To investigate CYP1D conservation, we calculated the similarity between the CYP1D1 SRSs. The similarities present in CYP1D1 SRSs were also conserved in CYP1As. This result suggested that mammalian CYP1D genes play an important role in the enzymatic function of CYP1As. However, in X. tropicalis, SRS similarity among CYP1Ds was lower than among CYP1As. The high rate of amino acid mutations in the X. tropicalis CYP1D protein sequence indicated two possible reasons. First, in X. tropicalis, the restraints on sequence conservation were decreased because the role of this gene became less important over time. Second, in X. tropicalis, amino acid substitution frequently occurred, allowing the organism to adapt to changing environments. Thus, the dN/dS ratios of CYP1As/1Ds SRSs were calculated and used to estimate the selection pressure. We found no branching, indicating positive selection. However, when estimating dN/dS ratios for the aligned regions of the CYP1A and CYP1D genes, the dN/dS ratio of X. tropicalis CYP1As was greater than 1.0 and positive selection was detected. Considering this result, the many mutations in the X. tropicalis CYP1D1 gene sequence suggest that positive selection has occurred.

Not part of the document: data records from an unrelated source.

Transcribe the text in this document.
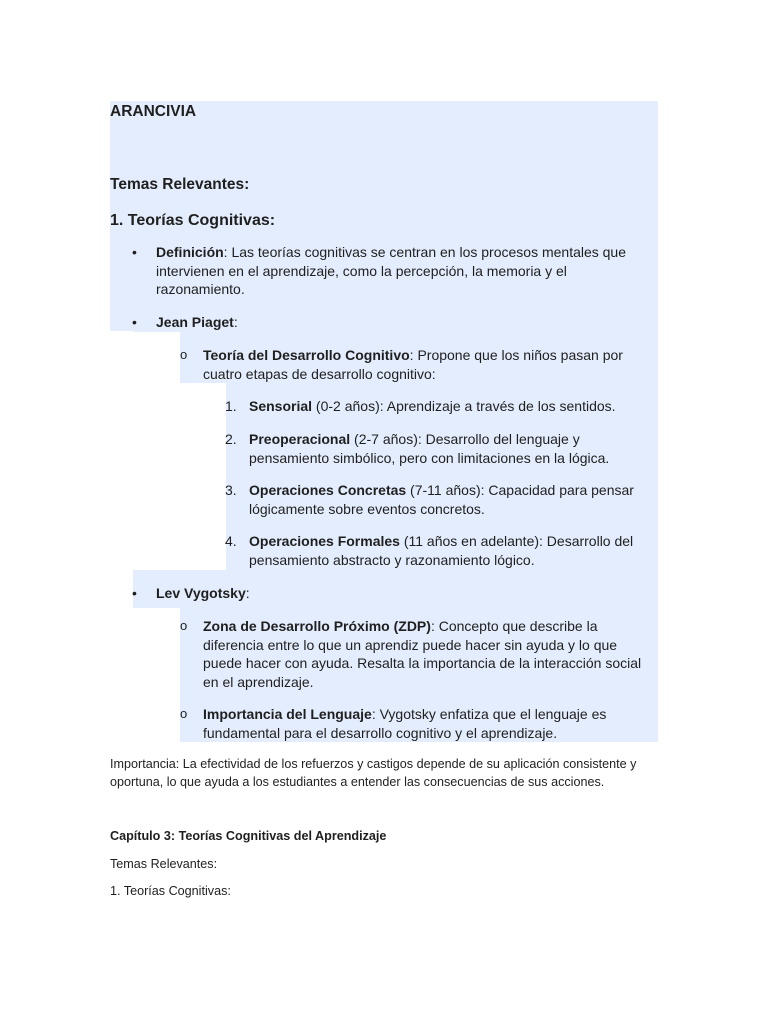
ARANCIVIA
Temas Relevantes:
1. Teorías Cognitivas:
• Definición: Las teorías cognitivas se centran en los procesos mentales que intervienen en el aprendizaje, como la percepción, la memoria y el razonamiento.
• Jean Piaget:
o Teoría del Desarrollo Cognitivo: Propone que los niños pasan por cuatro etapas de desarrollo cognitivo:
1. Sensorial (0-2 años): Aprendizaje a través de los sentidos.
2. Preoperacional (2-7 años): Desarrollo del lenguaje y pensamiento simbólico, pero con limitaciones en la lógica.
3. Operaciones Concretas (7-11 años): Capacidad para pensar lógicamente sobre eventos concretos.
4. Operaciones Formales (11 años en adelante): Desarrollo del pensamiento abstracto y razonamiento lógico.
• Lev Vygotsky:
o Zona de Desarrollo Próximo (ZDP): Concepto que describe la diferencia entre lo que un aprendiz puede hacer sin ayuda y lo que puede hacer con ayuda. Resalta la importancia de la interacción social en el aprendizaje.
o Importancia del Lenguaje: Vygotsky enfatiza que el lenguaje es fundamental para el desarrollo cognitivo y el aprendizaje.
Importancia: La efectividad de los refuerzos y castigos depende de su aplicación consistente y oportuna, lo que ayuda a los estudiantes a entender las consecuencias de sus acciones.
Capítulo 3: Teorías Cognitivas del Aprendizaje
Temas Relevantes:
1. Teorías Cognitivas:
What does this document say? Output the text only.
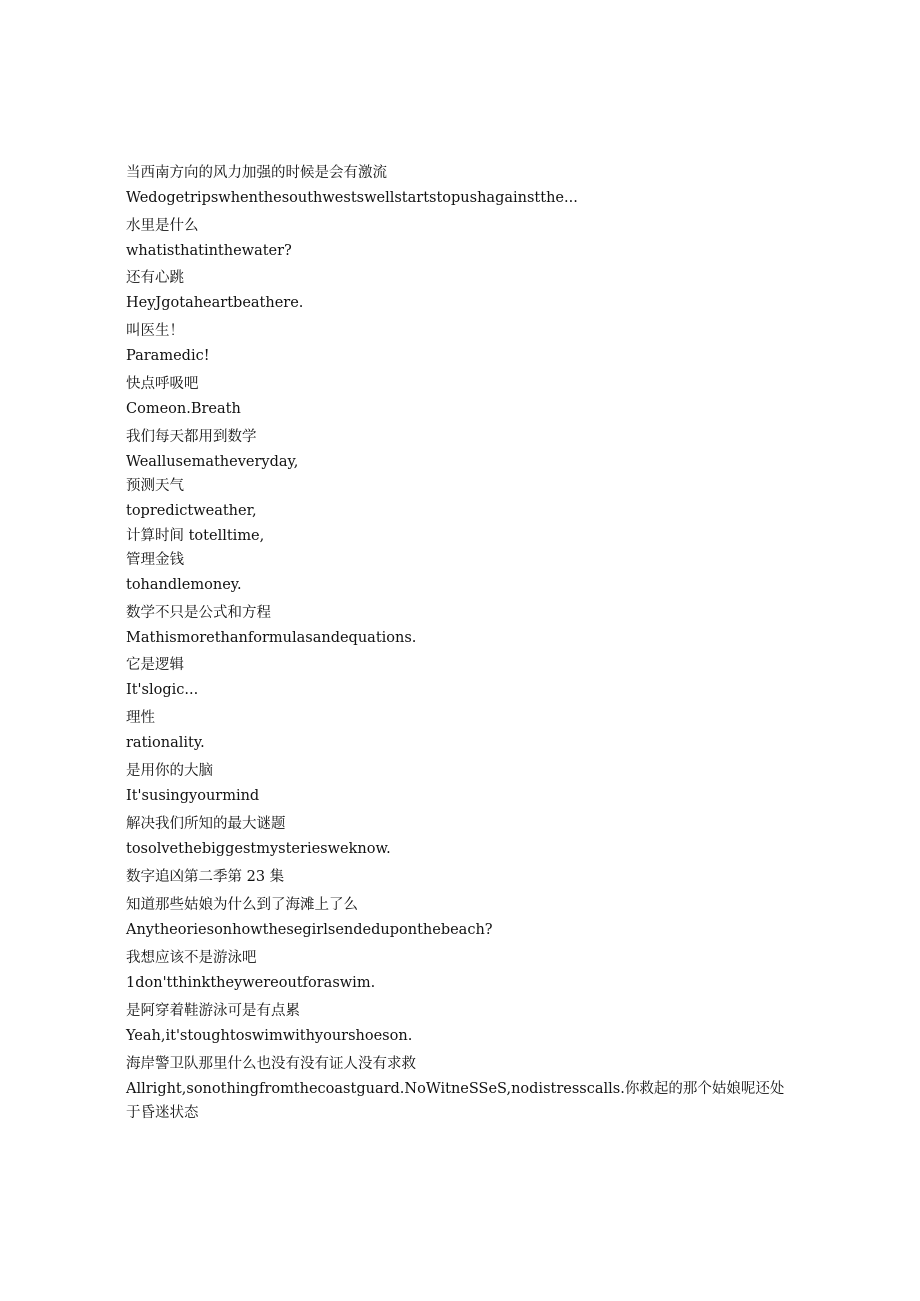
当西南方向的风力加强的时候是会有激流
Wedogetripswhenthesouthwestswellstartstopushagainstthe...
水里是什么
whatisthatinthewater?
还有心跳
HeyJgotaheartbeathere.
叫医生！
Paramedic!
快点呼吸吧
Comeon.Breath
我们每天都用到数学
Weallusematheveryday,
预测天气
topredictweather,
计算时间 totelltime,
管理金钱
tohandlemoney.
数学不只是公式和方程
Mathismorethanformulasandequations.
它是逻辑
It'slogic...
理性
rationality.
是用你的大脑
It'susingyourmind
解决我们所知的最大谜题
tosolvethebiggestmysteriesweknow.
数字追凶第二季第 23 集
知道那些姑娘为什么到了海滩上了么
Anytheoriesonhowthesegirlsendeduponthebeach?
我想应该不是游泳吧
1don'tthinktheywereoutforaswim.
是阿穿着鞋游泳可是有点累
Yeah,it'stoughtoswimwithyourshoeson.
海岸警卫队那里什么也没有没有证人没有求救
Allright,sonothingfromthecoastguard.NoWitneSSeS,nodistresscalls.你救起的那个姑娘呢还处于昏迷状态
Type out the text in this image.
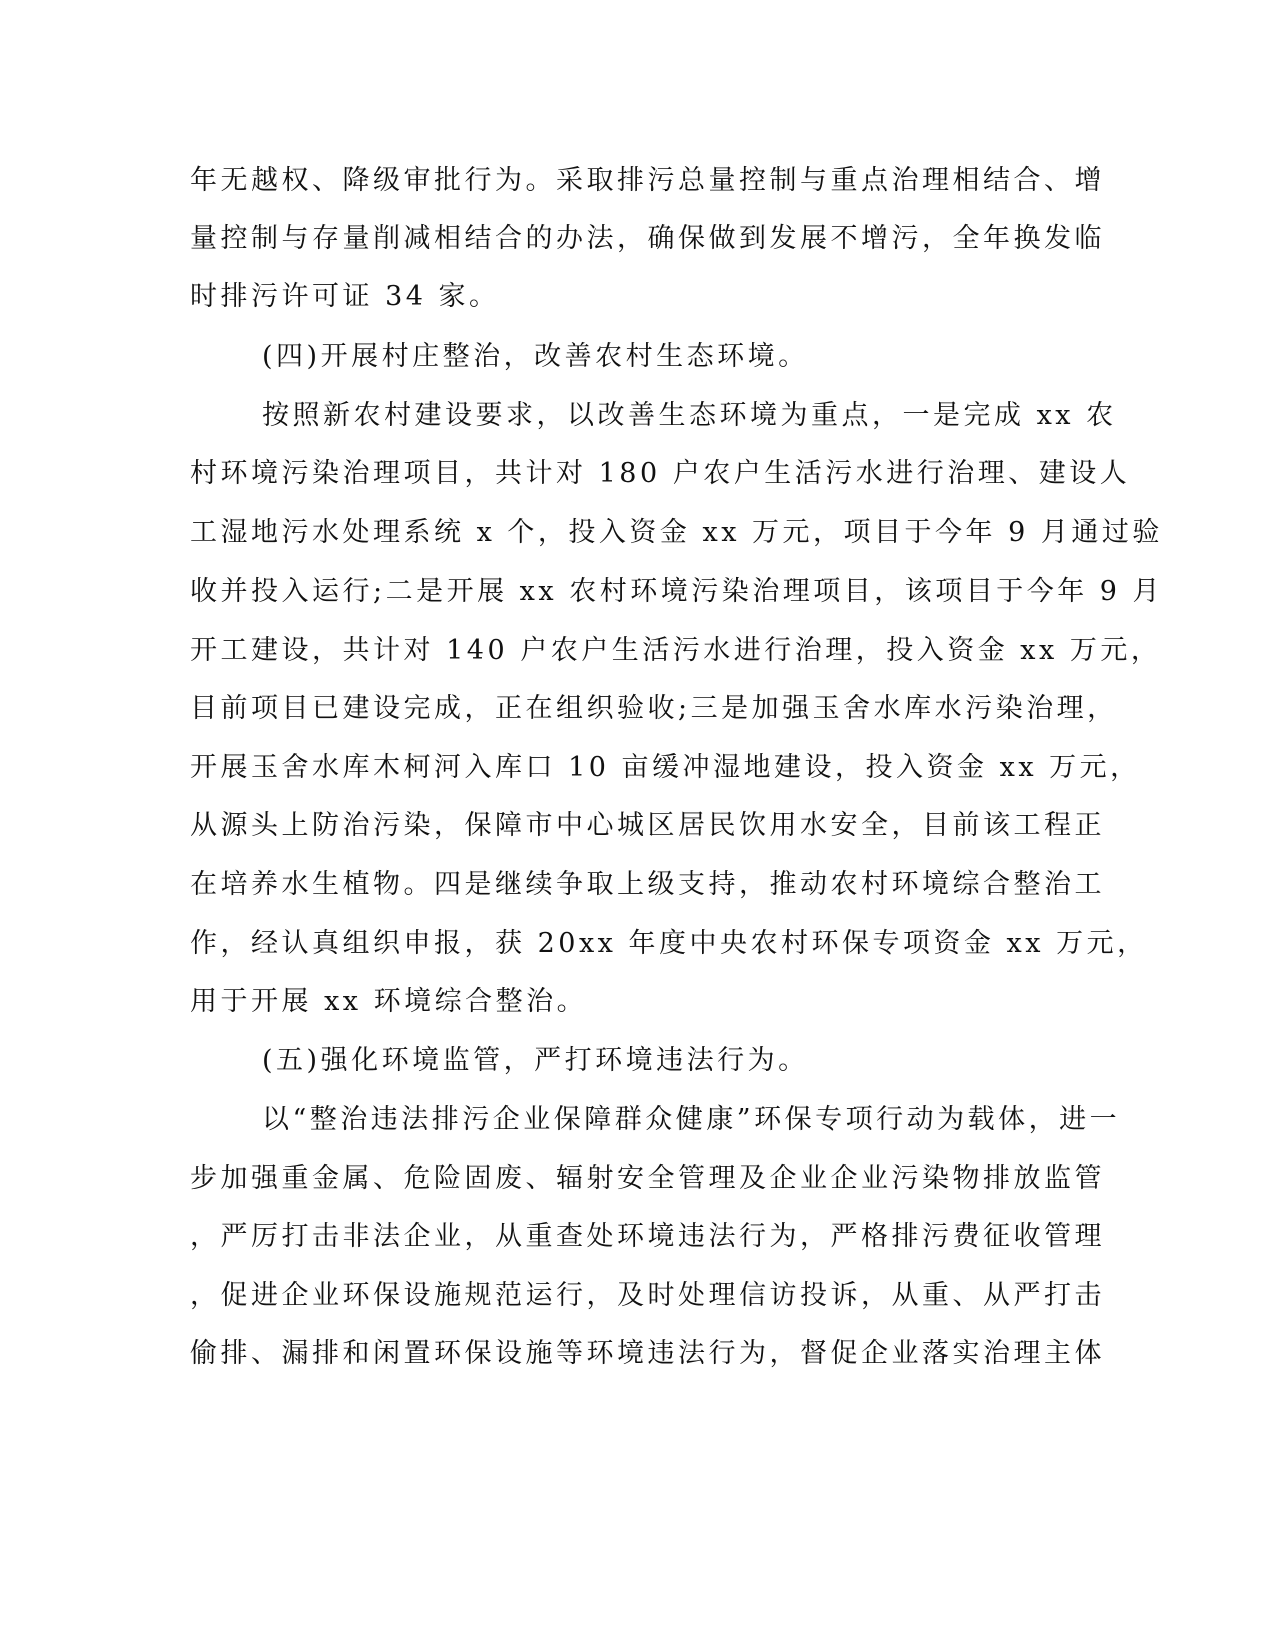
年无越权、降级审批行为。采取排污总量控制与重点治理相结合、增
量控制与存量削减相结合的办法，确保做到发展不增污，全年换发临
时排污许可证 34 家。
(四)开展村庄整治，改善农村生态环境。
按照新农村建设要求，以改善生态环境为重点，一是完成 xx 农
村环境污染治理项目，共计对 180 户农户生活污水进行治理、建设人
工湿地污水处理系统 x 个，投入资金 xx 万元，项目于今年 9 月通过验
收并投入运行;二是开展 xx 农村环境污染治理项目，该项目于今年 9 月
开工建设，共计对 140 户农户生活污水进行治理，投入资金 xx 万元，
目前项目已建设完成，正在组织验收;三是加强玉舍水库水污染治理，
开展玉舍水库木柯河入库口 10 亩缓冲湿地建设，投入资金 xx 万元，
从源头上防治污染，保障市中心城区居民饮用水安全，目前该工程正
在培养水生植物。四是继续争取上级支持，推动农村环境综合整治工
作，经认真组织申报，获 20xx 年度中央农村环保专项资金 xx 万元，
用于开展 xx 环境综合整治。
(五)强化环境监管，严打环境违法行为。
以“整治违法排污企业保障群众健康”环保专项行动为载体，进一
步加强重金属、危险固废、辐射安全管理及企业企业污染物排放监管
，严厉打击非法企业，从重查处环境违法行为，严格排污费征收管理
，促进企业环保设施规范运行，及时处理信访投诉，从重、从严打击
偷排、漏排和闲置环保设施等环境违法行为，督促企业落实治理主体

In general, CYP1A genes are induced by AhR ligands, and CYP1D was also expected to be regulated by AhR due to the similarity to CYP1A. However, in fish, previous reports indicated that there were few XRE regions upstream of CYP1D1 and that CYP1D1 was not induced by AhR ligands (Goldstone et al. 2009; Jönsson et al. 2009; Zanette et al. 2009). There are markedly fewer XRE regions upstream of mammalian CYP1D1 genes than upstream of mammalian CYP1A1 genes. This result suggested that the mammalian CYP1D1 regulation mechanism is different from that of CYP1As and could be induced via other signal cascades, as is the case for the fish CYP1D1 gene. CYP1A, as well as CYP1B1 and CYP1C1 genes, is known to be induced via AhR. This result indicated that the ancestral CYP1 genes were regulated by AhR and that following divergence from CYP1A, CYP1D became independent of AhR regulation. In this study we focused on the XRE, but also considered other regulatory elements such as XRE II (Sogawa et al. 2004). A specific element was not found upstream of the mammalian CYP1D1 gene. Further study is needed to identify the transcriptional factor that regulates mainly mammalian CYP1D1.

CYP1 genes induced via AhR play an important role in the xenobiotic metabolism of PAH and food components such as carotenoids and flavonoids. Understanding the evolution of the relationship between mammalian CYP1s and AhR is important in predicting and evaluating the ability of animals to adapt to the risk of exogenous chemicals. It is still unknown why AhR has the ability to induce CYP1s. CYP1D1 is a unique gene because it is not induced via AhR. Characterizing the CYP1D subfamily of genes will help us understand CYP1 regulation and evolution, and further studies focusing on CYP1D are required.